Musik - 20.08.12 -

Kontrastreiche Coverversionen

(VA.) Just Tell Me That You Want Me: A Tribute To Fleetwood Mac

Mit „Just Tell Me That You Want Me: A Tribute To Fleetwood Mac“ (Concord/Universal) erscheint nach „Legacy“ (1998) bereits ein zweites Fleetwod Mac Tribute-Album.
Die über vier Dekaden andauernde Schaffensperiode der einstigen Bluesformation um Peter Green und den ewig Treuen, namensgebenden, Mick Fleetwood und John McVie,  sowie späteren Weltkarriere-Popmusiker mit Stevie Nicks, Lindsay Buckingham und Christine McVie, wirft schließlich genug Material ab.
Während „Legacy“ sich ausschließlich des Multi-Sellers „Rumours“ (1977) annahm, gibt es hier Interpretationen von Songs aus den Jahren 1969 bis 1982, wobei wie zu erwarten der Schwerpunkt bei den populäreren Veröffentlichungen aus den Jahren 1975 bis 1979 liegt.

Ebenso kontrastreich wie einst das Besetzungskarussell der Band ist auch die Reihenfolge der Songs von den Produzenten Randall Poster und Gelya Robb (bekannt durch das Buddy Holly-Remix-Tribute-Album „Rave On Buddy Holly“) angeordnet.
Da eröffnet Sonic Youth Gitarrist Lee Ranaldo den musikalischen Reigen mit ,Albatross‘, eine Version, die wir sicher bald im nächsten Tarantino Film zu hören bekommen könnten.
Antonys beinahe 1:1 Interpretation von ,Landslide‘ ist sicher schön, kommt aber am Original nicht vorbei.
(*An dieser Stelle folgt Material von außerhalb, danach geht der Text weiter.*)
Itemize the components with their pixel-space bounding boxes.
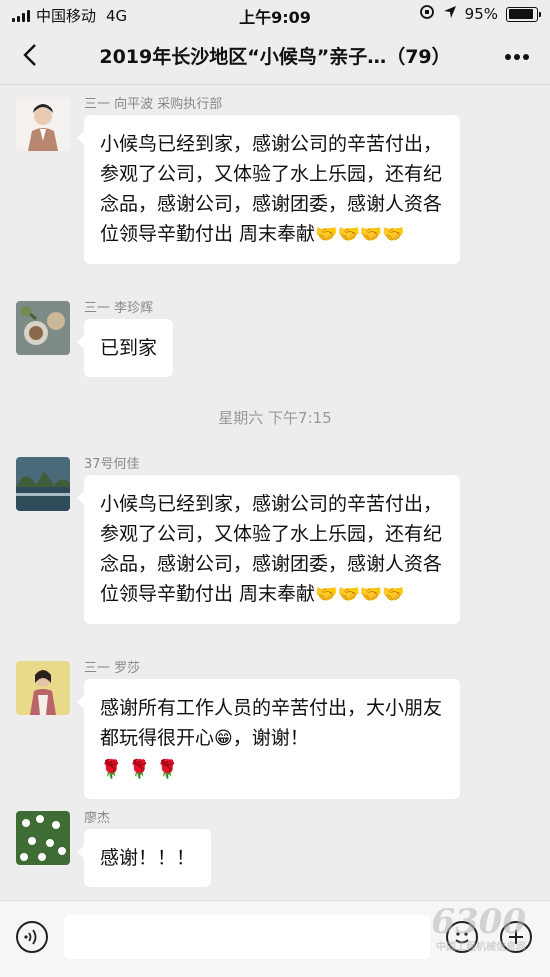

Trixie Whitley (Tochter von Chris Whitley) ist im blues-rockigen ,Before the beginning‘ (vom 1969er Album „Then Play On“) ebenso wohlfühlig zu Hause wie ZZ Tops Billy Gibbons mit ,Oh Well‘. Der Versuch die Stevie Nicks Ballade ,Dreams‘ auf Krawall zu ziehen gelingt The Kills leider nur ansatzweise und nutzt sich nach der Hälfte des Liedes ab. Ebenso ‘Think about me’, das die New Pornographers in amerikanischem Mainstreamrock ertränken.
Absolut großartig hingegen ,Tusk‘ des Elektro-Duos Crystal Ark, das sich nahtlos auf dem Talking Heads Album „Fear Of Music“ einfügen könnte und MGMTs dekonstruktive Aufarbeitung des eher unbekannten Titelstücks des 1971er „Future Games“ Album (geschrieben vom unlängst verstorbenen Bob Welch). Tame Impala (,That‘s all for everyone‘) und Washed Out (,Straight Back‘) sorgen für schönen Popschmelz – wohingegen Lykke Li mit ihrer Shoegazer-Version von ,Silver Springs‘ (einst die B-Seite von ,Go your own way‘) sich an den Hall- und Verzerr-Reglern tüchtig austobt.

Der Rest sind durchweg solide Interpretationen, die sich aber stilistisch meist in der Nähe der Originalfassungen aufhalten – (Marianne Faithfull ,Angel‘, Karen Elson ,Gold Dust Woman‘, Gardens & Villa ,Gypsy‘, Best Coast ,Rhiannon‘) – ausgenommen Craig Wedren (von Shudder To Think) der sich tribal-rockig über ,Sisters of the moon‘ hermacht und das country-folk anrührende ,Storms‘ mit Matt Sweeney & Bonnie ,Prince‘ Billy‘.
Die letztgenannten Titel im übrigen allesamt Stevie Nicks Kompositionen, was durchaus ihren Einfluss auf Fleetwood Mac seit 1975 bezeugt.

Alles in allem ein Tribute-Album wie eine angenehm gemischte Tüte verschiedenster Stilrichtungen mit bekannten Melodien. Then play on!